Updated: Mar 30
A while back I was asked to speak to the ATL Photo Nite community about my work. For me being asked to speak in front of a crowd is stress-inducing, I often joke that I’m better one on one. However, it is such a great opportunity. Not only can I introduce myself to people that don’t me or my work but it gives me a space to practice vulnerability. I’m still learning how to do this but it’s work with doing. One of the projects I spoke of that night was “Odd Couples”. Odd Couples is a study on how opposites attract and how social views are not the deciding factor in connection. At the end of the evening, someone asked me what I learned about love through this project. I wish I had dug deep but I said something self-deprecating and funny. I’d like to try again here. I learned that we all are looking for a sense of belonging and acceptance. That what works for one person, won’t necessarily work for another. That love is and always will be a bit of a mystery. It’s what makes the pursuit of it (and the projects studying it) so wonderfully intriguing. And the ultimate truth that loves is something that you have to maintain and nurture, even when you’re lucky enough to find it.
Here’s the story behind how I met one of the couples featured in the project
Photo: Alice & Jody © Kaylinn Gilstrap
The first time I met Alice and Jody was at a storytelling event in Atlanta. A girlfriend and I had both recently went through a breakup and we were helping keep each other's spirits up. We spotted a couple of empty seats at a table where two other women were sitting so we quickly headed over. We exchanged names and then Jody asked "How are you doing?". Having had a good day and feeling upbeat I responded "Great!". Everyone then turned to my companion. She was not in high spirits and was giving Eeyore a run for his money. She sighed deeply and said "Fine". Alice and Jody, noticing the gloom, started asking her what had her so down. I jumped in not wanting to start the evening outgoing further down that road with, "It's a man. Isn't it always a man!?". I still remember the edges of their lips slowly creeping up into a smile and Jody's chuckle, as Alice simply said "Not for us.".
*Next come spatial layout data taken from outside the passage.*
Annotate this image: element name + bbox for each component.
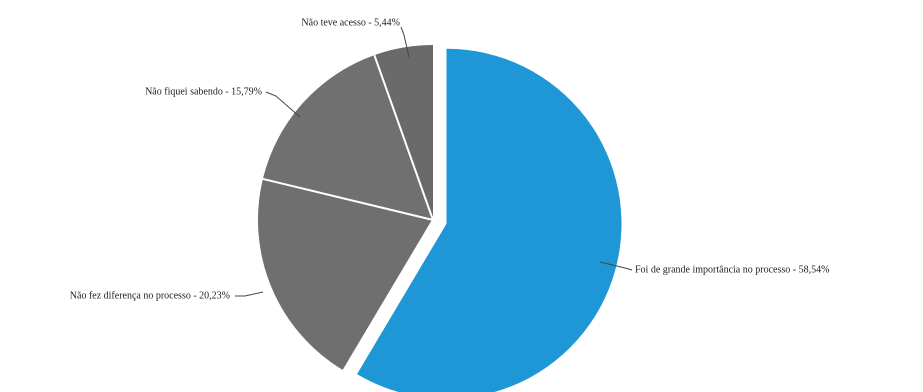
- pie-slices: [258, 45, 622, 392]
- leader-line-1: [599, 261, 633, 271]
- slice-label-4: Não teve acesso - 5,44%: [301, 17, 400, 28]
- slice-label-3: Não fiquei sabendo - 15,79%: [145, 86, 262, 97]
- slice-separator: [262, 177, 434, 221]
- pie-slice-3: [262, 55, 433, 220]
- pie-slice-1: [357, 48, 622, 392]
- slice-separator: [373, 54, 434, 221]
- slice-label-2: Não fez diferença no processo - 20,23%: [70, 290, 230, 301]
- leader-line-2: [235, 291, 264, 297]
- leader-line-3: [265, 91, 301, 118]
- leader-line-4: [400, 26, 410, 58]
- slice-separator: [342, 219, 434, 371]
- pie-slice-2: [258, 178, 433, 371]
- slice-separators: [262, 54, 434, 371]
- leader-lines: [235, 26, 633, 297]
- slice-labels: Foi de grande importância no processo - …: [70, 17, 830, 301]
- slice-label-1: Foi de grande importância no processo - …: [635, 264, 829, 275]
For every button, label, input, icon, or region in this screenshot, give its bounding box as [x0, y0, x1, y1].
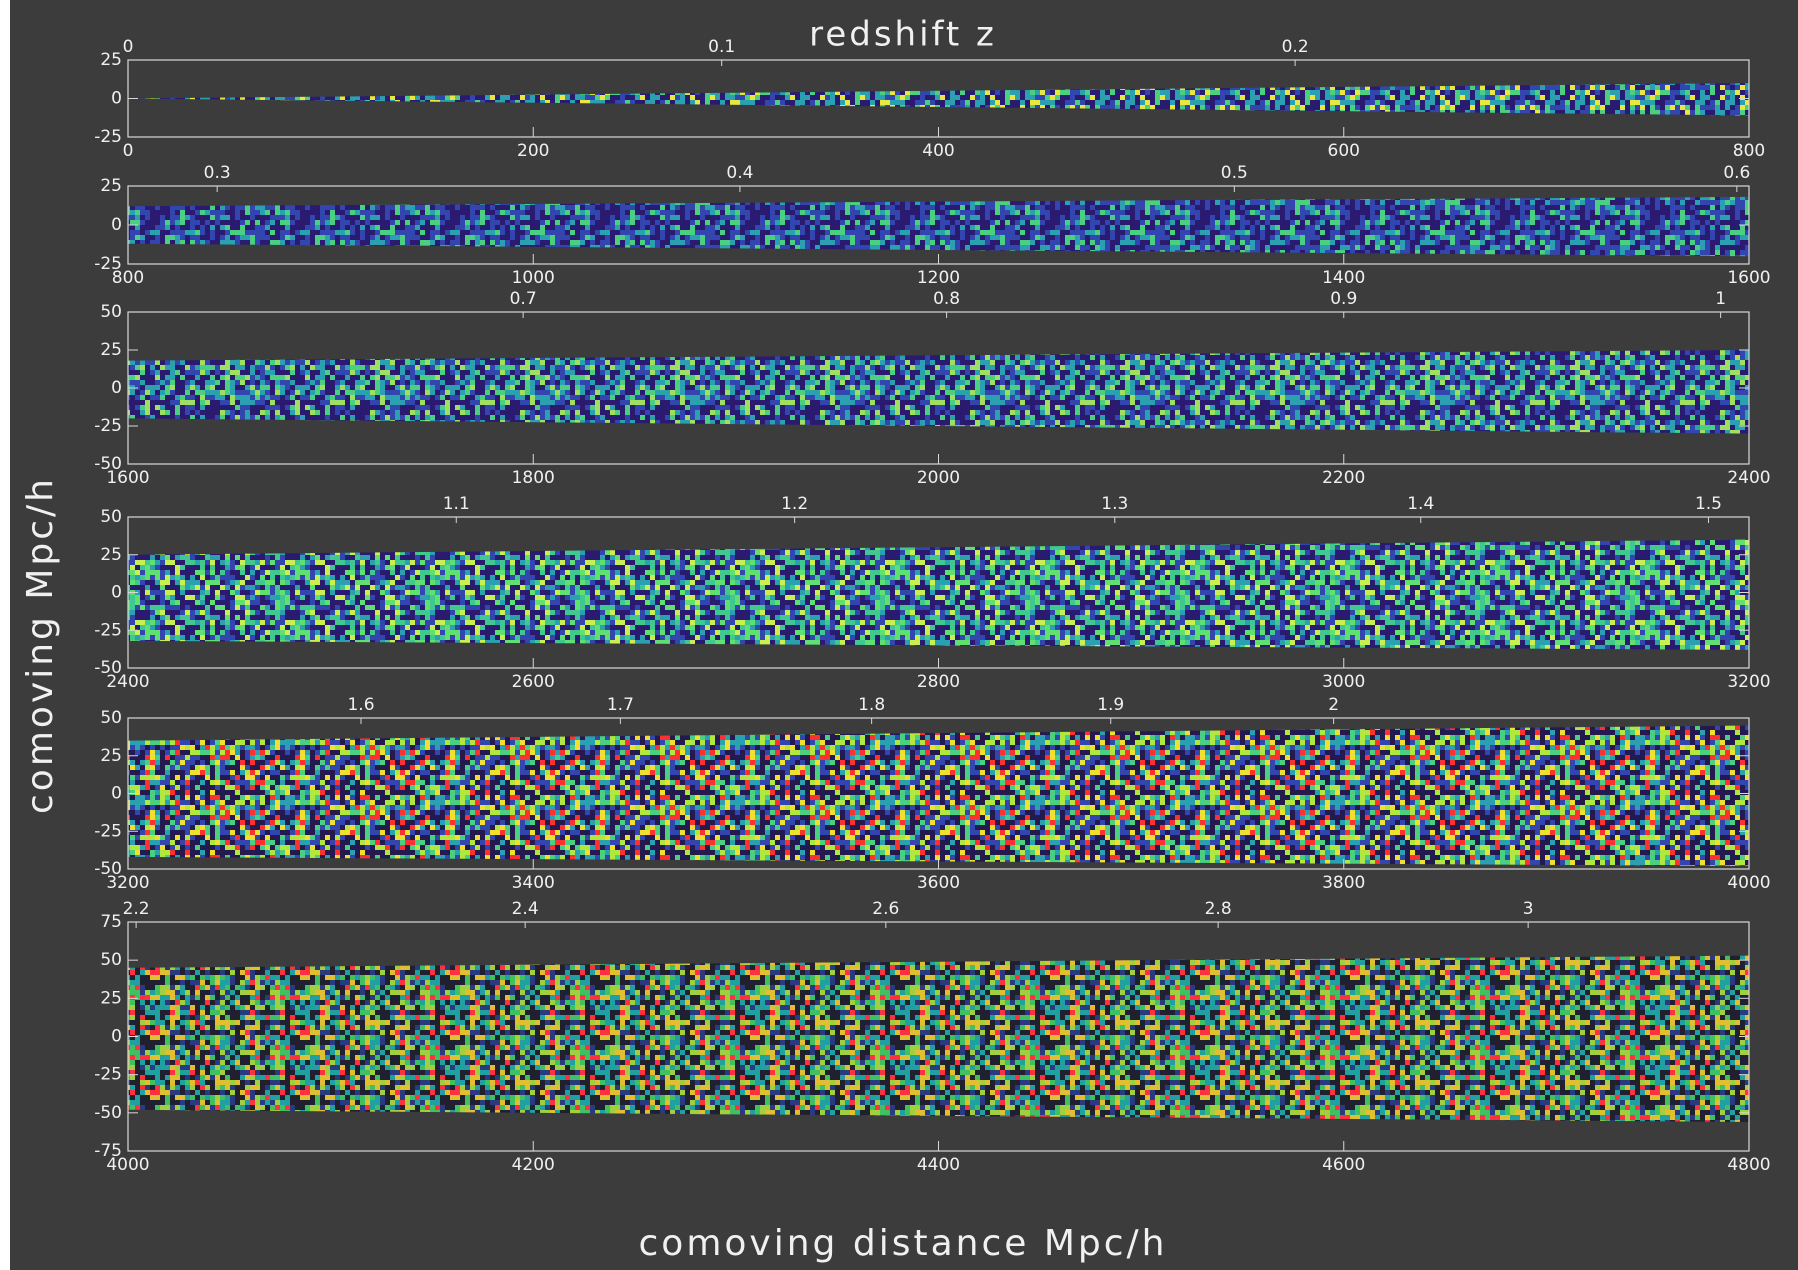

We still laugh about our first meeting and my bull in the china shop introduction.
We all have an idea of how love should look. There I was that winter evening right in front of it and for a brief moment, I didn't recognize it. When we have set expectations or don't allow time to truly see others we're at risk of missing out on meaningful interactions and experiences. Luckily, Alice and Jody have kept me around (probably for comic relief) and I have witnessed time and again their love for each other and those around them. I was an honored guest at their wedding and years later they were able to keep my spirits up when I could say again "It's a man. Isn't it always a man!?".
I photographed Alice & Jody for my Odd Couples project. Alice identifies as a beatnik and Jody is an Episcopalian priest.